Is it possible to get sliced string with limited token #3

Closed jiangying000 closed 1 year ago

jiangying000 commented 1 year ago

Say I have a very long string s and i have a limited amount of token n

I want to get a substring the of the original string start from index 0 and is as long as possible, given it doesn't cost token exceed the token amount specified.

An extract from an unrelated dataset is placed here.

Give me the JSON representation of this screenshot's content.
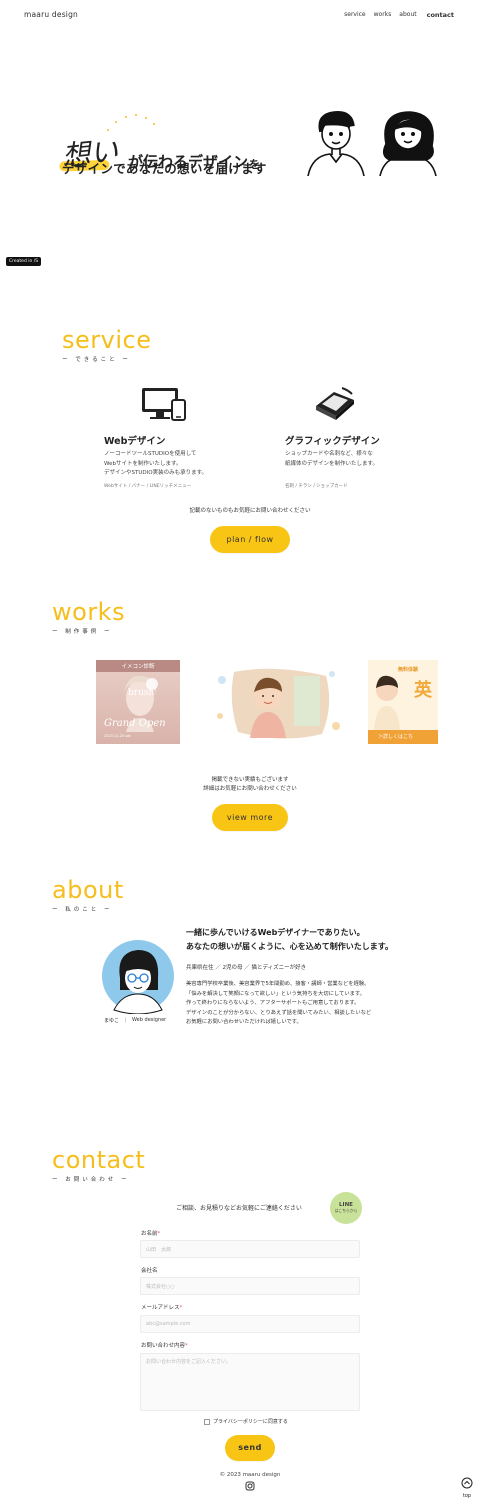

Let's say s = "hello world, great to see you" n = 2

then I probably get "hello world"

tox-p commented 1 year ago

Sure:

final EncodingRegistry registry = Encodings.newDefaultEncodingRegistry();
final Encoding enc = registry.getEncoding(EncodingType.CL100K_BASE);

final int n = 2;
final String s = "hello world, great to see you!";

final List<Integer> encoded = enc.encode(s);
final List<Integer> truncated = encoded.subList(0, n);
final String decoded = enc.decode(truncated);
System.out.println(decoded);
// prints: hello world

Note, that depending on your input text, the decoded text can contain non-printable chars. This can happen, when multiple-byte unicode characters (f. ex. emojis) that map to multiple tokens are encoded and happen to be truncated. For example for s = I love 🍕 and n = 3 the tokens [40, 3021, 11410, 235, 243] will be truncated to [40, 3021, 11410] where 40 corresponds to I, 3021 corresponds to love and 11410 corresponds to a space and the first byte of the 3-byte unicode representation of 🍕

Edit: Here, a visual explanation with a different encoding, but would result in the same edge-case if truncated after 3 tokens: image

jiangying000 commented 1 year ago

This is excellent. thank you